Brisket Makes Friends and Melts Hearts

Jefferson Elementary student first grade student Nina Ismailyan giggles when Brisket stretched over her legs then lay down.
Photo by Mary O’KEEFE


First graders at Jefferson Elementary School got a special treat on Friday when they were greeted with a visit by Glendale Police Department’s (GPD) Labrador retriever Brisket.



Sit. Shake. Roll over. Those are some of the things that Glendale Police Services Officer Amy Tate had the department’s newest facility dog – Brisket – do in his introduction to students at Jefferson Elementary School on Friday. Tate is Brisket’s handler; actually, she is more like his best friend.

“I take him home. He lives with me and my other dogs,” Tate said.

Brisket is a facility dog that was trained by Canine Companions. According to GPD, Brisket will provide “comfort to victims and witnesses during interviews and court proceedings, help victims process grief and loss, lower tension and stress of community members and staff after traumatic events, work with children to build relationships, conduct senior citizen visits and welfare checks and engage with the community during public events.”

He is not technically a comfort dog, although he does provide comfort to anyone who comes up to pet him. He can perform more than 40 special tricks like opening and closing doors and drawers. Brisket’s training was extensive while he was being raised by his puppy raisers. He – and his training – was sponsored by the Los Angeles Chargers and Lazy Dog Restaurants.

Tate introduced him to Jefferson first graders by sharing all the things that Brisket can do – to the delight of the students.

She had him shake hands, sit and perform the very popular “roll over.” As Brisket rolled onto his back Tate said, “This is how he sleeps, too.”

“Brisket is not supposed to bark unless I tell him he can,” Tate told the students. “Do you want to hear him bark? It’s going to be loud.”

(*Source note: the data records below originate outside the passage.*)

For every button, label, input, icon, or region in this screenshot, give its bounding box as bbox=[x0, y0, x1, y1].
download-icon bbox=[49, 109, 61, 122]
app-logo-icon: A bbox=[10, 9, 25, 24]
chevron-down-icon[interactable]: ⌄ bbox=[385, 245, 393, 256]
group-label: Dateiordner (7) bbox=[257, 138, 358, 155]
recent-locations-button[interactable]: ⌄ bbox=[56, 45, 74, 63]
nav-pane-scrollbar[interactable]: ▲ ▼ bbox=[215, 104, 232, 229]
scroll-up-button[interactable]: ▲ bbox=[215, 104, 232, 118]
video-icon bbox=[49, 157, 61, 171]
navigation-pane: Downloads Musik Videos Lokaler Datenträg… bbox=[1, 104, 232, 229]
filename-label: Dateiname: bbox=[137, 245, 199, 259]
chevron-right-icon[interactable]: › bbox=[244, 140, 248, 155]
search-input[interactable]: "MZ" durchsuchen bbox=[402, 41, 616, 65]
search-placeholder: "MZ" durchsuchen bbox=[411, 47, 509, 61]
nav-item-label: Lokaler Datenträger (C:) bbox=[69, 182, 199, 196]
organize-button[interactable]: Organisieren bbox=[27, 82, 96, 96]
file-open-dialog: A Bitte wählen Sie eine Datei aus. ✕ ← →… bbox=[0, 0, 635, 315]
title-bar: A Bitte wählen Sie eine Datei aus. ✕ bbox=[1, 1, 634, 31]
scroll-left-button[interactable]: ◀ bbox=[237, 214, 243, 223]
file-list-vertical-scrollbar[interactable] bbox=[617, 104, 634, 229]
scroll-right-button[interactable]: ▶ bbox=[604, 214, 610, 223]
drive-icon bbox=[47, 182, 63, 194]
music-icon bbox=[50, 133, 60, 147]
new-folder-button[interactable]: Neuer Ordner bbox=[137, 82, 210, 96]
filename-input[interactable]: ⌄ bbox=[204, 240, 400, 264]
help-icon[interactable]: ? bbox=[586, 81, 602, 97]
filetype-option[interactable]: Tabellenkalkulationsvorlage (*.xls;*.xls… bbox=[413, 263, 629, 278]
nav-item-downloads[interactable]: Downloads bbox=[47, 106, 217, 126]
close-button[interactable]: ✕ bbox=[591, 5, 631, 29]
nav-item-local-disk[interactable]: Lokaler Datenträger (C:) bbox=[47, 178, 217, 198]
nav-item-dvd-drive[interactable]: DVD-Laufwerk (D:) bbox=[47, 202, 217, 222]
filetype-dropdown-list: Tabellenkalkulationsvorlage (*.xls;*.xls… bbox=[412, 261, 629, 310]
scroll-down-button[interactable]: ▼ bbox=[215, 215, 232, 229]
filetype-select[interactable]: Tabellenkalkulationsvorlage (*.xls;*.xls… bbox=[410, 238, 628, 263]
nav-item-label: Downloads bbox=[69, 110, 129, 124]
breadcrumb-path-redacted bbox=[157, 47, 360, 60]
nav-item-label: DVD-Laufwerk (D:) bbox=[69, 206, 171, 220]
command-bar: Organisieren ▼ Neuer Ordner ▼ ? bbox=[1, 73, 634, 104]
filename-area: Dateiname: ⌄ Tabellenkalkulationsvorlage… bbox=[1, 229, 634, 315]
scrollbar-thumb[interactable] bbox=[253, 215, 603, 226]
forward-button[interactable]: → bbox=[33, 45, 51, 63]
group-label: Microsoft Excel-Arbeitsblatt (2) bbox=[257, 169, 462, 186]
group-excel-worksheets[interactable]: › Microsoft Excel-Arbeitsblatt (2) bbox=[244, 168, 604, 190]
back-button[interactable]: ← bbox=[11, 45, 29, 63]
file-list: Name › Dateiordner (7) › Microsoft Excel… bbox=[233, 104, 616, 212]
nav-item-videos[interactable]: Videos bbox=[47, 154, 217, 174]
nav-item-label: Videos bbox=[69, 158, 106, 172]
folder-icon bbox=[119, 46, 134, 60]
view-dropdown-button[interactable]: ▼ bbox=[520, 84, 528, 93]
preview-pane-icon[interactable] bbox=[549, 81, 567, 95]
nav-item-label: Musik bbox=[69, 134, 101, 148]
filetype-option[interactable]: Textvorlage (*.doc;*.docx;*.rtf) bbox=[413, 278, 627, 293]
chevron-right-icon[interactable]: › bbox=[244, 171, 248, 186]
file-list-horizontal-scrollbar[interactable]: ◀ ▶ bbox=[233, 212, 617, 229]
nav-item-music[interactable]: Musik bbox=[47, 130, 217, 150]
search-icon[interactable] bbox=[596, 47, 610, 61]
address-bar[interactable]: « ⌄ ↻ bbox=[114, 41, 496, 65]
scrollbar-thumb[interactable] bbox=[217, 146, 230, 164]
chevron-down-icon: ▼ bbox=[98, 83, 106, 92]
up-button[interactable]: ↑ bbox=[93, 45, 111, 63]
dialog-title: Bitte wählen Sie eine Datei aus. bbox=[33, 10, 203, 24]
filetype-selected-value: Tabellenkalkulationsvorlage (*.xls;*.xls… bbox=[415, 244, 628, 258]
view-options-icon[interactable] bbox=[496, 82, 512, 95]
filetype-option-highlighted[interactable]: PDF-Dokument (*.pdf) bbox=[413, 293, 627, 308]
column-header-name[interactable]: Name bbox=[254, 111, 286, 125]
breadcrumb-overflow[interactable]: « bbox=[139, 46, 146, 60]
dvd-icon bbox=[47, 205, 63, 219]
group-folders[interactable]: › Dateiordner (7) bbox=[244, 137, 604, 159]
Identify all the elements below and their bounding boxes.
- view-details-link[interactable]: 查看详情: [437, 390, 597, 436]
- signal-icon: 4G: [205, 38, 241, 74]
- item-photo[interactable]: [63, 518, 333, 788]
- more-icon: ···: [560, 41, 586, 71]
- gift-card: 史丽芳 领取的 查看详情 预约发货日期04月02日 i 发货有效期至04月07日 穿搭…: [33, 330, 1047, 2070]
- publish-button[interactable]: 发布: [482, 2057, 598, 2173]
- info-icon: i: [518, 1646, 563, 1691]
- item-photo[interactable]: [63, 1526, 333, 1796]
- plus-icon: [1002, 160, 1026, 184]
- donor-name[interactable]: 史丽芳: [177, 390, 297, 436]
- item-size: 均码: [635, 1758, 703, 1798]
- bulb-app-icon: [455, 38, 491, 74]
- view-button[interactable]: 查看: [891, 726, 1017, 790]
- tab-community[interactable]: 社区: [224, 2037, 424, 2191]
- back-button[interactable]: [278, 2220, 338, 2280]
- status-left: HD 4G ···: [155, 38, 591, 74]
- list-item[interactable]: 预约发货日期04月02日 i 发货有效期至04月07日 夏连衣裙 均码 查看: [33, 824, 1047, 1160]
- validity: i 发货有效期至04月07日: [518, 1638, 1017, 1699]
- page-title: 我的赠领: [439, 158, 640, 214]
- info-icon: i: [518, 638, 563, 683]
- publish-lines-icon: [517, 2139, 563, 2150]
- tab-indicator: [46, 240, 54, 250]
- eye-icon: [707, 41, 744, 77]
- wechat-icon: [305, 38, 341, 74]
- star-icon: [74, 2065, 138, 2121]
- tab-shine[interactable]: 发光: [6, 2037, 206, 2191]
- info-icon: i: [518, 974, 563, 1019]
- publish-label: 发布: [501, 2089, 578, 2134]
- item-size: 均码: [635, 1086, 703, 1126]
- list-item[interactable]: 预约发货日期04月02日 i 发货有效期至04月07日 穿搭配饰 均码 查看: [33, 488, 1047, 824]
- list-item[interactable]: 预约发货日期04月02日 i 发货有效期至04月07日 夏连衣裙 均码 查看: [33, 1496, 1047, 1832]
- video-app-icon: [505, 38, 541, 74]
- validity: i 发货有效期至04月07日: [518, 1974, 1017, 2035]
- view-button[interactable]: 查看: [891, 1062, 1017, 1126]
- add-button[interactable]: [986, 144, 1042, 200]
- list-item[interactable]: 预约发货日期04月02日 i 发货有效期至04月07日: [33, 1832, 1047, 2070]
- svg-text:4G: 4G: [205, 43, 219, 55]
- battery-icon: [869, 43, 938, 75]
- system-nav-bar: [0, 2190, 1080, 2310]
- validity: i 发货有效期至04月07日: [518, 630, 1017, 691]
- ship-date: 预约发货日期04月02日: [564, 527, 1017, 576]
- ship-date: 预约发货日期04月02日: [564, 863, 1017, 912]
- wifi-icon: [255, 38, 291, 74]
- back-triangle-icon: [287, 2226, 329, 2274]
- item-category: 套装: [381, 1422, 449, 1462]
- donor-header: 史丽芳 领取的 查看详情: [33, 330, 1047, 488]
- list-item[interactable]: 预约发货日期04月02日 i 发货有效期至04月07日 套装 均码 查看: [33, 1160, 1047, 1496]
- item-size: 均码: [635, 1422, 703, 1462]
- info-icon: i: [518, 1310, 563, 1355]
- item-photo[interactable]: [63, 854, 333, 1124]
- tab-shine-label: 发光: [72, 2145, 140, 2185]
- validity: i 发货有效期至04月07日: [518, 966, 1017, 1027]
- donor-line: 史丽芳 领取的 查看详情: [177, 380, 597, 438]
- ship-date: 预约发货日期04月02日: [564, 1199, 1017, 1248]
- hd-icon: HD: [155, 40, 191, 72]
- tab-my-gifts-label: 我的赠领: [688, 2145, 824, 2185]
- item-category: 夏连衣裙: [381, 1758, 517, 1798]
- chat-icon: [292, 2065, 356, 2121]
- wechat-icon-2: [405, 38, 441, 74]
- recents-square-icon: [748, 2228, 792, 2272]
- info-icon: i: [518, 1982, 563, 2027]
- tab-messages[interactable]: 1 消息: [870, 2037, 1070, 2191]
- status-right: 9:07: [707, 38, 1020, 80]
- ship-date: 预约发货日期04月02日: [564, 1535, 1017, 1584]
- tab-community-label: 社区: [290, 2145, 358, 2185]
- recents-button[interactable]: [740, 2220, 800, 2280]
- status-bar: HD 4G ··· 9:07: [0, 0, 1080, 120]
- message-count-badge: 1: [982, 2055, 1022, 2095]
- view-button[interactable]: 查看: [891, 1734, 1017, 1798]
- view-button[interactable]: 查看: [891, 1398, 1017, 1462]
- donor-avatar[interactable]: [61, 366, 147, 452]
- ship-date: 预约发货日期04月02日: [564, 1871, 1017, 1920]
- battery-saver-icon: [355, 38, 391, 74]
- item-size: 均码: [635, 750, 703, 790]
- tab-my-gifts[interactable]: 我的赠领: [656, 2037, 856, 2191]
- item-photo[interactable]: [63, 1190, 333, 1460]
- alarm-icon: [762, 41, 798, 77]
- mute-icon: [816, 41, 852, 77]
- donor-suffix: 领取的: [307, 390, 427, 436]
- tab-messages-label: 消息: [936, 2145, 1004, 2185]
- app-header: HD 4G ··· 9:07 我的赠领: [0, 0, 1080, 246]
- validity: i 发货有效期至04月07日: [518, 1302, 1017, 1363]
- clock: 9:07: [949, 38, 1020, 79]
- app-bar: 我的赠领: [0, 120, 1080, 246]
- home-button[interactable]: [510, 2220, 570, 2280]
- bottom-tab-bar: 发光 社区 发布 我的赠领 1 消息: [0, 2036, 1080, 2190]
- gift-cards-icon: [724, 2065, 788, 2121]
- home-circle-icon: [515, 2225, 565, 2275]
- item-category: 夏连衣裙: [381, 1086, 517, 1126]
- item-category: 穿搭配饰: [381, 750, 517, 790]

No matter how prepared the kids thought they were they still jumped as Brisket was told to speak, then barked very loudly. Then the kids giggled.

Brisket did exactly what he was meant to do; he brought joy and comfort to the first graders.

At one point Tate chose a student volunteer and asked him/her to sit on the floor.

“Brisket, cover,” she instructed.

Brisket stretched over the student’s legs and lay down. It was this comforting hug that brought a smile to the student’s face.

Brisket recently became part of the GPD family so meeting and greeting people, like on Friday with the Jefferson students, is a way for Tate to introduce him to the community.

“We will be going into senior centers to bring happiness to them,” Tate said.

She also wants to focus on students with special needs and disabilities, which is who Brisket has been trained to help.

“He is so smart,” Tate told the students. “When I do laundry he helps me by taking clothes out of the dryer for me.”

Tate added because Brisket is a facility dog he comes with her to the office where officers often find time to drop by and spend time with him.

Brisket wears a blue vest that identifies him as a Glendale Police Dept. canine companion.

“The minute I take off that vest Brisket is all about playing with the other dogs,” Tate said. “But when I put that vest on he knows it’s time to go to work.”

The idea to get a canine companion for the department began with GPD Lt. Alex Krikorian who researched other agencies that had already adopted this program. He knew Glendale would benefit from a canine companion program and the department supported the idea.

“We’re excited to welcome Brisket to our ranks at the Glendale Police Department,” stated GPD Chief Manny Cid. “Community partnerships are a core component of our mission and values, and we’re grateful to Canine Companions for introducing us to an excellent facility dog to support our personnel and our community in a variety of important ways.”

There was an open application within the department on who would be Brisket’s handler. Tate applied and said it seemed like a perfect fit since, as the community officer, she spends a lot of time at events and meeting people.

“He will be with me everywhere I go,” Tate said.

When she initially went to Canine Companions there were two dogs that were presented for the program; however, Brisket just seemed to be the one. Watching how he looks at Tate it is obvious that there is a bond between them.

Brisket was very popular at the school and not just with the students – the administration became instant fans. Jefferson principal Armineh Alexan said she had never had so many teachers and staff contact her for a turn with Brisket. Everyone wanted him to visit their class and everyone – including Alexan – wanted a selfie with the popular visitor. Tate said she would plan another visit at the school in the future.

After bringing his special form of comfort to the school Brisket looked up at Tate at the end of the visit.

“Oh my gosh,” she said. “He just melts my heart.”